И прежде догадывался он, что Колычев приглядывал за ним, как и за всяким иностранцем. Загадочные вопросы Колычева при встречах настораживали, но Елисей после ареста Василия Ивановича успокоился. Однажды только у него случился неприятный разговор с Дмитрием Годуновым. Тот намекнул, что за границей откуда-то узнали о некоторых нечаянных признаниях государя, сделанных в узком кругу, по поводу бескоролевья... Елисей смело ответил, что уж он-то услышанное держит при себе. Действительно, об отношении государя к выборам короля он сообщил только лицу, связанному с известным домом у Рынка сыров в Брюсселе, гнёздышком католической разведки. «Нихто не бывал, а у девки робя», — загадочно возразил Годунов. Елисей засмеялся, а теперь вспомнил об этом разговоре с тошнотой страха.
Что означала слежка? То ли Дмитрий Иванович, преемник Колычева, копнул немного глубже, то ли Умной на допросах поделился подозрениями против Елисея, чего не делал раньше из страха перед государем.
А Елисей устал. Ото всего: от переменчивого нрава русского царя, от ненависти людей, считавших Бомеля виновником опричных зверств, от ожидания связных из-за границы и неопределённости отношений с друзьями уже забытых учителей, от прятания своих тетрадей, стоивших очень дорого на Западе, но ещё дороже здесь, ежели их найдут. Потому что дороже головы у Елисея не было ничего.
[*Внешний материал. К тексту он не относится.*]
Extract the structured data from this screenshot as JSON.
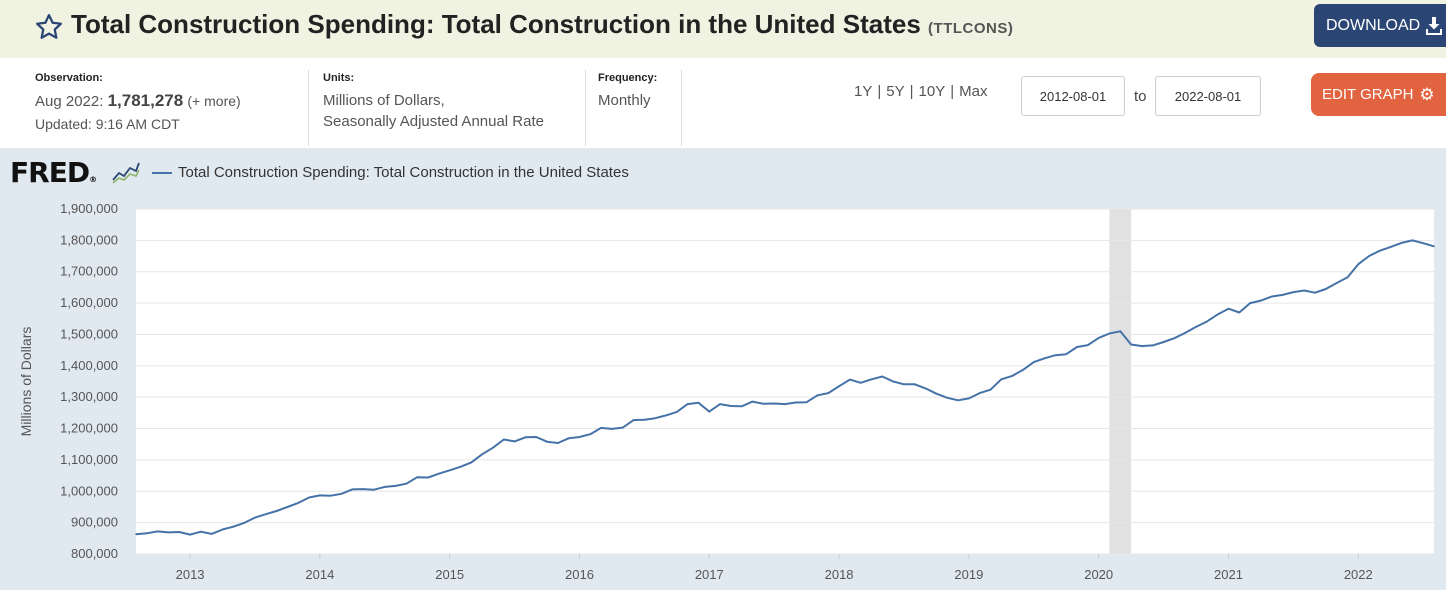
{
  "header": {
    "title": "Total Construction Spending: Total Construction in the United States",
    "series_id": "(TTLCONS)",
    "download_label": "DOWNLOAD"
  },
  "meta": {
    "observation_label": "Observation:",
    "observation_date": "Aug 2022:",
    "observation_value": "1,781,278",
    "observation_more": "(+ more)",
    "updated": "Updated: 9:16 AM CDT",
    "units_label": "Units:",
    "units_line1": "Millions of Dollars,",
    "units_line2": "Seasonally Adjusted Annual Rate",
    "frequency_label": "Frequency:",
    "frequency": "Monthly"
  },
  "controls": {
    "ranges": [
      "1Y",
      "5Y",
      "10Y",
      "Max"
    ],
    "date_from": "2012-08-01",
    "date_to": "2022-08-01",
    "to_label": "to",
    "edit_graph_label": "EDIT GRAPH"
  },
  "colors": {
    "header_bg": "#f0f2e2",
    "download_btn": "#2b4674",
    "edit_btn": "#e2633f",
    "series": "#4572a7",
    "chart_bg": "#e1e9f0",
    "recession": "#e1e1e1"
  },
  "chart_data": {
    "type": "line",
    "legend": "Total Construction Spending: Total Construction in the United States",
    "ylabel": "Millions of Dollars",
    "ylim": [
      800000,
      1900000
    ],
    "yticks": [
      {
        "v": 800000,
        "label": "800,000"
      },
      {
        "v": 900000,
        "label": "900,000"
      },
      {
        "v": 1000000,
        "label": "1,000,000"
      },
      {
        "v": 1100000,
        "label": "1,100,000"
      },
      {
        "v": 1200000,
        "label": "1,200,000"
      },
      {
        "v": 1300000,
        "label": "1,300,000"
      },
      {
        "v": 1400000,
        "label": "1,400,000"
      },
      {
        "v": 1500000,
        "label": "1,500,000"
      },
      {
        "v": 1600000,
        "label": "1,600,000"
      },
      {
        "v": 1700000,
        "label": "1,700,000"
      },
      {
        "v": 1800000,
        "label": "1,800,000"
      },
      {
        "v": 1900000,
        "label": "1,900,000"
      }
    ],
    "xticks": [
      "2013",
      "2014",
      "2015",
      "2016",
      "2017",
      "2018",
      "2019",
      "2020",
      "2021",
      "2022"
    ],
    "x_range": [
      "2012-08",
      "2022-08"
    ],
    "recession": [
      "2020-02",
      "2020-04"
    ],
    "series": [
      {
        "name": "Total Construction Spending: Total Construction in the United States",
        "x": "2012-08",
        "y": 863000
      },
      {
        "name": "",
        "x": "2012-09",
        "y": 866000
      },
      {
        "name": "",
        "x": "2012-10",
        "y": 872000
      },
      {
        "name": "",
        "x": "2012-11",
        "y": 869000
      },
      {
        "name": "",
        "x": "2012-12",
        "y": 870000
      },
      {
        "name": "",
        "x": "2013-01",
        "y": 862000
      },
      {
        "name": "",
        "x": "2013-02",
        "y": 871000
      },
      {
        "name": "",
        "x": "2013-03",
        "y": 864000
      },
      {
        "name": "",
        "x": "2013-04",
        "y": 878000
      },
      {
        "name": "",
        "x": "2013-05",
        "y": 887000
      },
      {
        "name": "",
        "x": "2013-06",
        "y": 899000
      },
      {
        "name": "",
        "x": "2013-07",
        "y": 916000
      },
      {
        "name": "",
        "x": "2013-08",
        "y": 927000
      },
      {
        "name": "",
        "x": "2013-09",
        "y": 937000
      },
      {
        "name": "",
        "x": "2013-10",
        "y": 950000
      },
      {
        "name": "",
        "x": "2013-11",
        "y": 963000
      },
      {
        "name": "",
        "x": "2013-12",
        "y": 980000
      },
      {
        "name": "",
        "x": "2014-01",
        "y": 987000
      },
      {
        "name": "",
        "x": "2014-02",
        "y": 986000
      },
      {
        "name": "",
        "x": "2014-03",
        "y": 992000
      },
      {
        "name": "",
        "x": "2014-04",
        "y": 1006000
      },
      {
        "name": "",
        "x": "2014-05",
        "y": 1007000
      },
      {
        "name": "",
        "x": "2014-06",
        "y": 1005000
      },
      {
        "name": "",
        "x": "2014-07",
        "y": 1014000
      },
      {
        "name": "",
        "x": "2014-08",
        "y": 1017000
      },
      {
        "name": "",
        "x": "2014-09",
        "y": 1024000
      },
      {
        "name": "",
        "x": "2014-10",
        "y": 1045000
      },
      {
        "name": "",
        "x": "2014-11",
        "y": 1044000
      },
      {
        "name": "",
        "x": "2014-12",
        "y": 1056000
      },
      {
        "name": "",
        "x": "2015-01",
        "y": 1067000
      },
      {
        "name": "",
        "x": "2015-02",
        "y": 1078000
      },
      {
        "name": "",
        "x": "2015-03",
        "y": 1092000
      },
      {
        "name": "",
        "x": "2015-04",
        "y": 1118000
      },
      {
        "name": "",
        "x": "2015-05",
        "y": 1139000
      },
      {
        "name": "",
        "x": "2015-06",
        "y": 1165000
      },
      {
        "name": "",
        "x": "2015-07",
        "y": 1159000
      },
      {
        "name": "",
        "x": "2015-08",
        "y": 1172000
      },
      {
        "name": "",
        "x": "2015-09",
        "y": 1173000
      },
      {
        "name": "",
        "x": "2015-10",
        "y": 1158000
      },
      {
        "name": "",
        "x": "2015-11",
        "y": 1154000
      },
      {
        "name": "",
        "x": "2015-12",
        "y": 1169000
      },
      {
        "name": "",
        "x": "2016-01",
        "y": 1173000
      },
      {
        "name": "",
        "x": "2016-02",
        "y": 1182000
      },
      {
        "name": "",
        "x": "2016-03",
        "y": 1202000
      },
      {
        "name": "",
        "x": "2016-04",
        "y": 1199000
      },
      {
        "name": "",
        "x": "2016-05",
        "y": 1203000
      },
      {
        "name": "",
        "x": "2016-06",
        "y": 1227000
      },
      {
        "name": "",
        "x": "2016-07",
        "y": 1228000
      },
      {
        "name": "",
        "x": "2016-08",
        "y": 1233000
      },
      {
        "name": "",
        "x": "2016-09",
        "y": 1242000
      },
      {
        "name": "",
        "x": "2016-10",
        "y": 1253000
      },
      {
        "name": "",
        "x": "2016-11",
        "y": 1278000
      },
      {
        "name": "",
        "x": "2016-12",
        "y": 1282000
      },
      {
        "name": "",
        "x": "2017-01",
        "y": 1254000
      },
      {
        "name": "",
        "x": "2017-02",
        "y": 1278000
      },
      {
        "name": "",
        "x": "2017-03",
        "y": 1272000
      },
      {
        "name": "",
        "x": "2017-04",
        "y": 1271000
      },
      {
        "name": "",
        "x": "2017-05",
        "y": 1286000
      },
      {
        "name": "",
        "x": "2017-06",
        "y": 1279000
      },
      {
        "name": "",
        "x": "2017-07",
        "y": 1280000
      },
      {
        "name": "",
        "x": "2017-08",
        "y": 1278000
      },
      {
        "name": "",
        "x": "2017-09",
        "y": 1283000
      },
      {
        "name": "",
        "x": "2017-10",
        "y": 1284000
      },
      {
        "name": "",
        "x": "2017-11",
        "y": 1306000
      },
      {
        "name": "",
        "x": "2017-12",
        "y": 1313000
      },
      {
        "name": "",
        "x": "2018-01",
        "y": 1335000
      },
      {
        "name": "",
        "x": "2018-02",
        "y": 1356000
      },
      {
        "name": "",
        "x": "2018-03",
        "y": 1346000
      },
      {
        "name": "",
        "x": "2018-04",
        "y": 1357000
      },
      {
        "name": "",
        "x": "2018-05",
        "y": 1366000
      },
      {
        "name": "",
        "x": "2018-06",
        "y": 1350000
      },
      {
        "name": "",
        "x": "2018-07",
        "y": 1341000
      },
      {
        "name": "",
        "x": "2018-08",
        "y": 1341000
      },
      {
        "name": "",
        "x": "2018-09",
        "y": 1328000
      },
      {
        "name": "",
        "x": "2018-10",
        "y": 1311000
      },
      {
        "name": "",
        "x": "2018-11",
        "y": 1298000
      },
      {
        "name": "",
        "x": "2018-12",
        "y": 1290000
      },
      {
        "name": "",
        "x": "2019-01",
        "y": 1296000
      },
      {
        "name": "",
        "x": "2019-02",
        "y": 1313000
      },
      {
        "name": "",
        "x": "2019-03",
        "y": 1324000
      },
      {
        "name": "",
        "x": "2019-04",
        "y": 1357000
      },
      {
        "name": "",
        "x": "2019-05",
        "y": 1368000
      },
      {
        "name": "",
        "x": "2019-06",
        "y": 1387000
      },
      {
        "name": "",
        "x": "2019-07",
        "y": 1412000
      },
      {
        "name": "",
        "x": "2019-08",
        "y": 1424000
      },
      {
        "name": "",
        "x": "2019-09",
        "y": 1434000
      },
      {
        "name": "",
        "x": "2019-10",
        "y": 1437000
      },
      {
        "name": "",
        "x": "2019-11",
        "y": 1460000
      },
      {
        "name": "",
        "x": "2019-12",
        "y": 1466000
      },
      {
        "name": "",
        "x": "2020-01",
        "y": 1489000
      },
      {
        "name": "",
        "x": "2020-02",
        "y": 1503000
      },
      {
        "name": "",
        "x": "2020-03",
        "y": 1510000
      },
      {
        "name": "",
        "x": "2020-04",
        "y": 1468000
      },
      {
        "name": "",
        "x": "2020-05",
        "y": 1463000
      },
      {
        "name": "",
        "x": "2020-06",
        "y": 1465000
      },
      {
        "name": "",
        "x": "2020-07",
        "y": 1476000
      },
      {
        "name": "",
        "x": "2020-08",
        "y": 1488000
      },
      {
        "name": "",
        "x": "2020-09",
        "y": 1505000
      },
      {
        "name": "",
        "x": "2020-10",
        "y": 1524000
      },
      {
        "name": "",
        "x": "2020-11",
        "y": 1541000
      },
      {
        "name": "",
        "x": "2020-12",
        "y": 1564000
      },
      {
        "name": "",
        "x": "2021-01",
        "y": 1582000
      },
      {
        "name": "",
        "x": "2021-02",
        "y": 1570000
      },
      {
        "name": "",
        "x": "2021-03",
        "y": 1600000
      },
      {
        "name": "",
        "x": "2021-04",
        "y": 1608000
      },
      {
        "name": "",
        "x": "2021-05",
        "y": 1621000
      },
      {
        "name": "",
        "x": "2021-06",
        "y": 1626000
      },
      {
        "name": "",
        "x": "2021-07",
        "y": 1635000
      },
      {
        "name": "",
        "x": "2021-08",
        "y": 1640000
      },
      {
        "name": "",
        "x": "2021-09",
        "y": 1633000
      },
      {
        "name": "",
        "x": "2021-10",
        "y": 1645000
      },
      {
        "name": "",
        "x": "2021-11",
        "y": 1664000
      },
      {
        "name": "",
        "x": "2021-12",
        "y": 1682000
      },
      {
        "name": "",
        "x": "2022-01",
        "y": 1724000
      },
      {
        "name": "",
        "x": "2022-02",
        "y": 1750000
      },
      {
        "name": "",
        "x": "2022-03",
        "y": 1767000
      },
      {
        "name": "",
        "x": "2022-04",
        "y": 1779000
      },
      {
        "name": "",
        "x": "2022-05",
        "y": 1792000
      },
      {
        "name": "",
        "x": "2022-06",
        "y": 1800000
      },
      {
        "name": "",
        "x": "2022-07",
        "y": 1791000
      },
      {
        "name": "",
        "x": "2022-08",
        "y": 1781000
      }
    ]
  }
}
Он чуял, куда клонилось: Колычев связан с Юрьевыми — значит, не исключён арест кого-нибудь из них; падение Леонида очень вероятно. И Юрьев, и иные из окружения царевича Ивана, и Леонид, и новгородские юродивые жёнки — все будут арестованы по своим причинам, но их допросные речи ударят и по Елисею. Каждый из них отдельно знал немного, но если их признания сведут, то Елисею придётся отвечать на трудные вопросы...
Он стал рассеян. Собираясь в Новгород, он для чего-то вытащил из тайника тетради с записями, хотя никогда не увозил их из дома на Арбате. Только собрав, перелистав их, сообразил, что внутренне готов к побегу. Не он, Елисей Бомель, искал тетради, а сам Иисус, покровитель Ордена, к коему Елисей принадлежал всем сердцем, велел его немеющим рукам открыть тайник.
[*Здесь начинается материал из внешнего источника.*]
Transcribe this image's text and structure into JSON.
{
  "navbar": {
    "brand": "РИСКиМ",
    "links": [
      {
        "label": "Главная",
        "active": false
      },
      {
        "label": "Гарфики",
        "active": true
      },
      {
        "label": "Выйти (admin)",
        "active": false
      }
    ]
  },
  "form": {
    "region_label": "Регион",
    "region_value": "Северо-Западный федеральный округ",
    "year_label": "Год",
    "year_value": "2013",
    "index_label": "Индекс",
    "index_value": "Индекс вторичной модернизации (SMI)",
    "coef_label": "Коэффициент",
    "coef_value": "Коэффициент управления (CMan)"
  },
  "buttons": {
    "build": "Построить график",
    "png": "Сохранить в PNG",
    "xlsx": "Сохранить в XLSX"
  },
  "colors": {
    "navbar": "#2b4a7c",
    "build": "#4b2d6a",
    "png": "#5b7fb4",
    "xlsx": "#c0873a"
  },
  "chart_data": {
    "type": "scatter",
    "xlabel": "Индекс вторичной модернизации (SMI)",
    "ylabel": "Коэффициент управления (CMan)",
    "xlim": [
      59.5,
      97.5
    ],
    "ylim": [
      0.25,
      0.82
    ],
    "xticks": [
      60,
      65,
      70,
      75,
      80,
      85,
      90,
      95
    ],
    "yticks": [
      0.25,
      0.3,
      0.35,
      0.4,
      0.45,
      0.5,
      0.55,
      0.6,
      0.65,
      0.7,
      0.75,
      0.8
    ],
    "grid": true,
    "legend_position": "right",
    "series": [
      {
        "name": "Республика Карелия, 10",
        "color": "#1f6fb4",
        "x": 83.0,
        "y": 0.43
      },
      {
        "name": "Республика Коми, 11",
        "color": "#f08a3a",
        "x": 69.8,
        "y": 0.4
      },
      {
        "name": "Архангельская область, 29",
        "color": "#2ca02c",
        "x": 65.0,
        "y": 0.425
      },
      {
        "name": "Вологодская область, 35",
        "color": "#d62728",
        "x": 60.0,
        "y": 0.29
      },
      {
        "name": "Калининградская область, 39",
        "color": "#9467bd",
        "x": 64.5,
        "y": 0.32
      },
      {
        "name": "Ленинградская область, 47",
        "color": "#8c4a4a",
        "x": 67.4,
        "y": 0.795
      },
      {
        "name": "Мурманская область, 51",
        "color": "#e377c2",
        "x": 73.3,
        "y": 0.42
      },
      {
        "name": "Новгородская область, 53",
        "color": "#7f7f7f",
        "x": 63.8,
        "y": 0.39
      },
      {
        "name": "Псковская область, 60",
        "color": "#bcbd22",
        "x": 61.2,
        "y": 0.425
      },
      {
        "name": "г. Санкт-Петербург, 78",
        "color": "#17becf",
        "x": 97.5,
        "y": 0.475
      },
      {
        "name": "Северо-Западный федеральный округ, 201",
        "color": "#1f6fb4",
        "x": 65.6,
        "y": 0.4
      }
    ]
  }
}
Знак. Елисей в такие бессознательные знаки и приметы верил.
Складывалось удачно: из Новгорода добраться до границы намного легче, чем из Москвы. Проще всего бежать на север, к Белому морю, где в бухте Святого Николая на знобящем ветерке полощутся сейчас английские, голландские и любекские флаги. Голландцы зачастили в Московию с грузом серебряного лома из разорённых католических монастырей во Фландрии. Отсюда они вывозят ядра.
Спокойнее и ближе ехать через Псков. Бескоролевье ослабило Литву, границу охраняют плохо, с купцами можно уехать хоть в Инфлянты. Обильный псковский торг — это море людей, и из него на запад вытекают такие мутные потоки, что Елисея вынесет из этой варварской страны, как щепку.
Сравнение со щепкой, затерявшейся в водовороте псковского торга, тешило его всю ночь.
И вспоминалось, как погиб князь Вяземский: он так же, как Елисей, вздумал предупредить Пимена Новгородского о погроме, был изобличён и забит батогами.
В конце концов Елисей взял в дорогу не то, что нужно для жизни в Новгороде, а только дорогие камни, золото и тетради.
Путь в Новгород шёл через Тверь. Между Москвой и Тверью дорога была накатана, мягкая пыль забила колеи, и Елисею мнилось, будто он мчит в своём возке со скоростью гонца. А он и был гонцом, вестником о России, от него просвещённые народы узнают самые свежие новости о переменах в политике Московского двора... Он записал, и он расскажет там, в Европе, о надеждах русских на царевича Ивана, человека мягкого и образованного, хотя ему и не хватает воспитания в Кембридже. Он назовёт людей, поддерживающих наследника, — они уже достаточно сильны, чтобы предотвратить повторную опричнину. Всё затеваемое государем, начиная с ограбления монастырей, вызовет протест в народе. Россию ожидает смута...
Елисей Бомель был тщеславен: ему хотелось быть пророком. Недобрым, по возможности: пророчества о несчастьях звучат значительнее, они грознее возвышают пророка над толпой. Ещё одни «Записки о Московии» станут читать по всей Европе, о Елисее заговорят как о подвижнике, прожившем несколько лет в опасной близости к самому жестокому тирану столетия и выскользнувшем в последнюю минуту из пасти льва. Таким будет его триумф.
Но слаще славы — причастность к тайной власти.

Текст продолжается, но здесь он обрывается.